Leveraging these new features, customers can identify, plan, and present the costs and benefits of various solutions to leadership in several ways. All risk and solution plans dynamically tie back to the organization’s security control posture, whether aligned with frameworks such as the NIST CSF, essential industry standards, or custom frameworks designed internally. Credible measurement, including return on security investment, mitigation ratios, and CAPEX / OPEX tracking, is efficiently utilized. Risk quantification methodologies including FAIR, ISO27005, and others are also available within the platform.
“CyberSaint’s vision is a key reason why partnering with the team is so exciting for us,” stated Kerri Keller, Consulting Risk Leader and Senior Manager at EY. “For our joint customers, the CyberStrong platform’s automation, alignment with industry standards, and ease of deployment have been paramount to their success. Our enterprise CISO partners want to create narratives around their strategic plans for compliance and risk management initiatives, proposed solutions, return on security investment, and most importantly business enablement. These features lay the foundation for them to achieve ambitious goals in a way no cybersecurity solution has been able to before, positioning CyberSaint as a disruptor within cyber risk and compliance.”
The CyberStrong platform’s new features allow customers to:
- Associate existing controls to risks and propose measured solutions to track simultaneous results across risk and compliance initiatives.
- Access historical views of risk mitigation over time, illustrating the most significant, critical, or anticipated risks impacting the organization presently or in the future.

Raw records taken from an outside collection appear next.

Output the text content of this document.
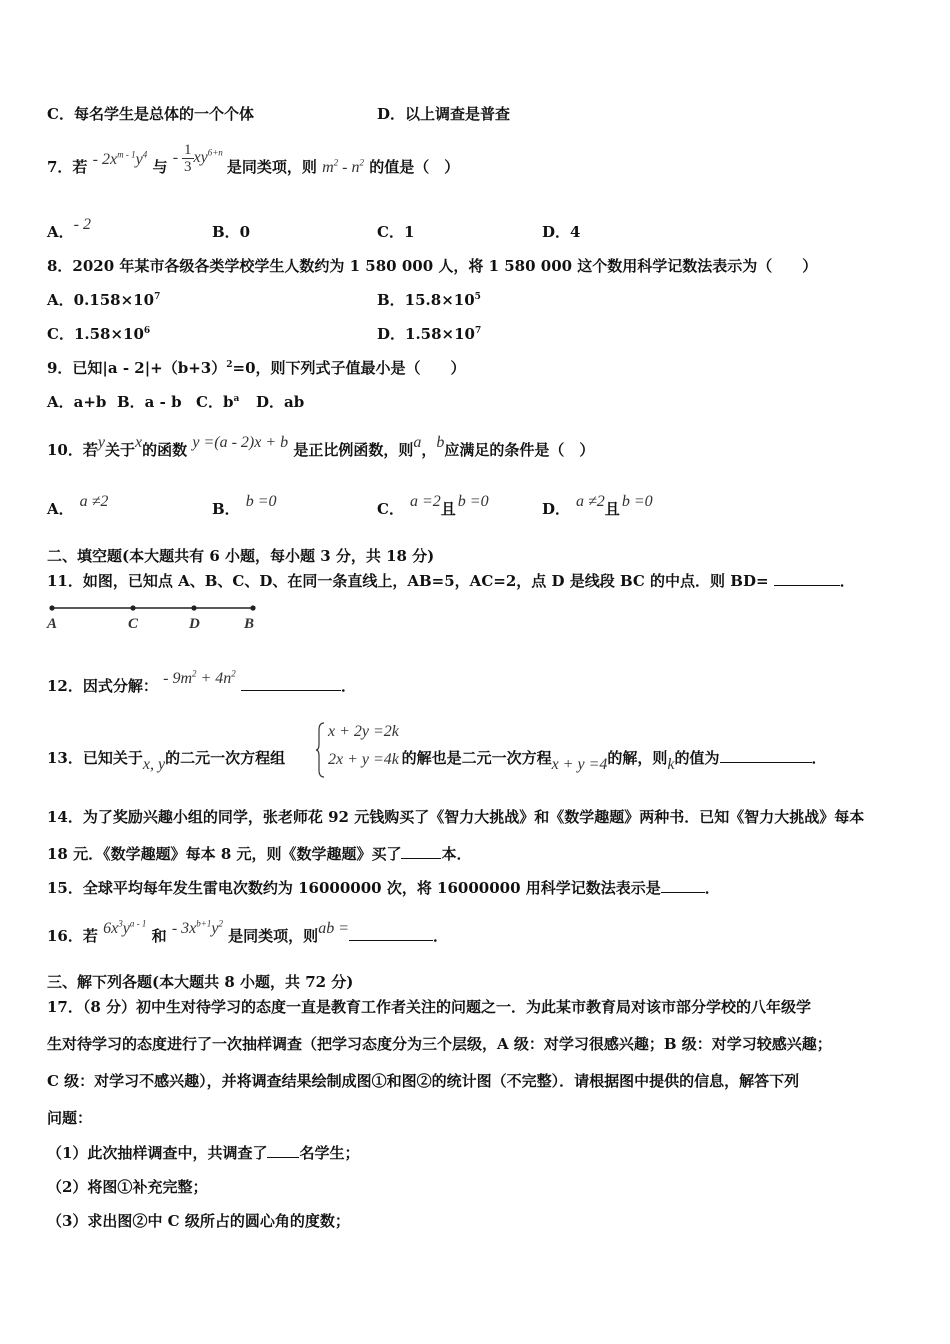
C．每名学生是总体的一个个体	D．以上调查是普查
7．若 - $2x^{m - 1}y^4$ 与 - $\frac{1}{3} xy^{6+n}$ 是同类项，则 $m^2 - n^2$ 的值是（　）
A．- 2	B．0	C．1	D．4
8．2020 年某市各级各类学校学生人数约为 1 580 000 人，将 1 580 000 这个数用科学记数法表示为（　　）
A．$0.158\times 10^7$	B．$15.8\times 10^5$
C．$1.58\times 10^6$	D．$1.58\times 10^7$
9．已知$|a - 2|+(b+3)^2=0$，则下列式子值最小是（　　）
A．a+b B．a - b C．$b^a$ D．ab
10．若y关于x的函数 y =(a - 2)x + b 是正比例函数，则a，b应满足的条件是（　）
A． a ≠2	B． b =0	C． a =2且 b =0	D． a ≠2且 b =0
二、填空题(本大题共有 6 小题，每小题 3 分，共 18 分)
11．如图，已知点 A、B、C、D、在同一条直线上，AB=5，AC=2，点 D 是线段 BC 的中点．则 BD=	．
A	C	D	B
12．因式分解： - $9m^2 + 4n^2$ ．
13．已知关于x, y的二元一次方程组	的解也是二元一次方程x + y =4的解，则k的值为	．
x + 2y =2k
2x + y =4k
14．为了奖励兴趣小组的同学，张老师花 92 元钱购买了《智力大挑战》和《数学趣题》两种书．已知《智力大挑战》每本
18 元．《数学趣题》每本 8 元，则《数学趣题》买了	本．
15．全球平均每年发生雷电次数约为 16000000 次，将 16000000 用科学记数法表示是	．
16．若 $6x^3y^{a - 1}$ 和 - $3x^{b+1}y^2$ 是同类项，则ab =	．
三、解下列各题(本大题共 8 小题，共 72 分)
17．（8 分）初中生对待学习的态度一直是教育工作者关注的问题之一．为此某市教育局对该市部分学校的八年级学
生对待学习的态度进行了一次抽样调查（把学习态度分为三个层级，A 级：对学习很感兴趣；B 级：对学习较感兴趣；
C 级：对学习不感兴趣），并将调查结果绘制成图①和图②的统计图（不完整）．请根据图中提供的信息，解答下列
问题：
（1）此次抽样调查中，共调查了 名学生；
（2）将图①补充完整；
（3）求出图②中 C 级所占的圆心角的度数；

- Compare and contrast solutions based on relevant metrics such as mitigation ratio, return on security investment (ROSI), and the number of controls impacted.

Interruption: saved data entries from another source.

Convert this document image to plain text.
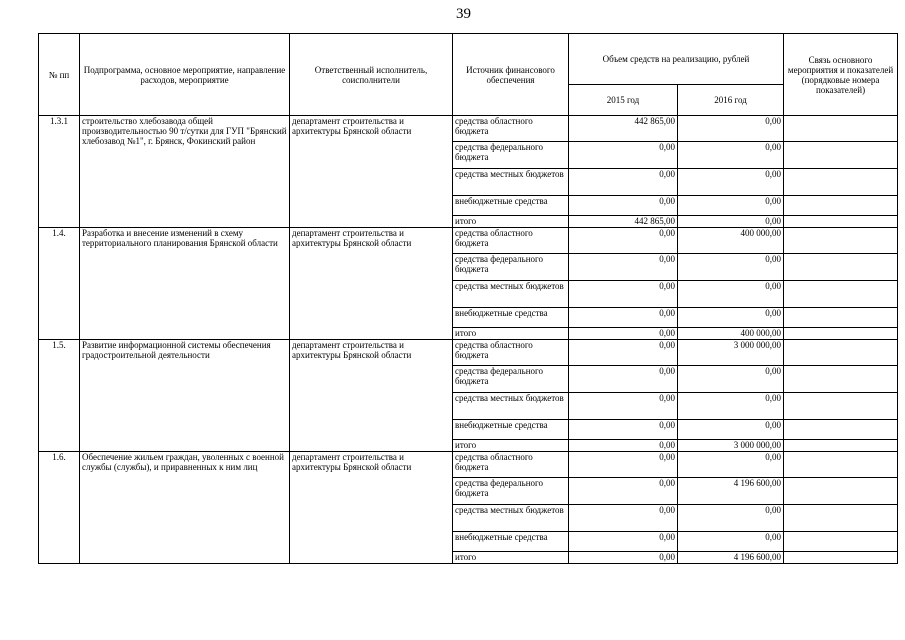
39
№ пп	Подпрограмма, основное мероприятие, направление расходов, мероприятие	Ответственный исполнитель, соисполнители	Источник финансового обеспечения	Объем средств на реализацию, рублей		Связь основного мероприятия и показателей (порядковые номера показателей)
				2015 год	2016 год	
1.3.1	строительство хлебозавода общей производительностью 90 т/сутки для ГУП "Брянский хлебозавод №1", г. Брянск, Фокинский район	департамент строительства и архитектуры Брянской области	средства областного бюджета	442 865,00	0,00	
			средства федерального бюджета	0,00	0,00	
			средства местных бюджетов	0,00	0,00	
			внебюджетные средства	0,00	0,00	
			итого	442 865,00	0,00	
1.4.	Разработка и внесение изменений в схему территориального планирования Брянской области	департамент строительства и архитектуры Брянской области	средства областного бюджета	0,00	400 000,00	
			средства федерального бюджета	0,00	0,00	
			средства местных бюджетов	0,00	0,00	
			внебюджетные средства	0,00	0,00	
			итого	0,00	400 000,00	
1.5.	Развитие информационной системы обеспечения градостроительной деятельности	департамент строительства и архитектуры Брянской области	средства областного бюджета	0,00	3 000 000,00	
			средства федерального бюджета	0,00	0,00	
			средства местных бюджетов	0,00	0,00	
			внебюджетные средства	0,00	0,00	
			итого	0,00	3 000 000,00	
1.6.	Обеспечение жильем граждан, уволенных с военной службы (службы), и приравненных к ним лиц	департамент строительства и архитектуры Брянской области	средства областного бюджета	0,00	0,00	
			средства федерального бюджета	0,00	4 196 600,00	
			средства местных бюджетов	0,00	0,00	
			внебюджетные средства	0,00	0,00	
			итого	0,00	4 196 600,00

- Break down solution costs, plans, and impacts by CAPEX and OPEX.
- Weigh solution costs and impact on the organization’s cybersecurity posture with an array of risk quantification methodologies such as FAIR, ISO27005, and others.
“For organizations to manage cybersecurity as a true business function, there needs to be a trustworthy narrative about how program goals align with those of the business. Ultimately these two sets of goals should be unified, presented in a way that is easily understood and backed by all stakeholders,” said Padraic O’Reilly, Chief Product Officer and Co-Founder of CyberSaint. “We have worked with some of the most forward-thinking security and risk leaders on these new features to help them achieve this alignment within their own organizations. Now they have the technology to support the shift towards making cybersecurity resiliency an enabler of their business strategy.”
Keller noted, “CyberSaint’s approach to building a forward-thinking solution moves past the status quo that the legacy governance, risk, and compliance market established long ago. Our largest customers see value in a flexible and automated solution that gives them the capability to baseline cybersecurity posture in accordance with any framework, while seamlessly allowing them to manage risk in a dynamic way that enables business goals – something only an integrated risk management-focused solution could do and only CyberSaint has brought to market.”
These updates, driven by increased market demand and designed in collaboration with CyberSaint’s customers, build upon CyberStrong’s existing functionality to facilitate agility, measurement, and automation for cybersecurity and information security programs. The company has a history of delivering simplicity and flexibility while simultaneously offering an uncompromisingly robust feature set for customers, who range from high-growth technology companies to many of the Fortune 500.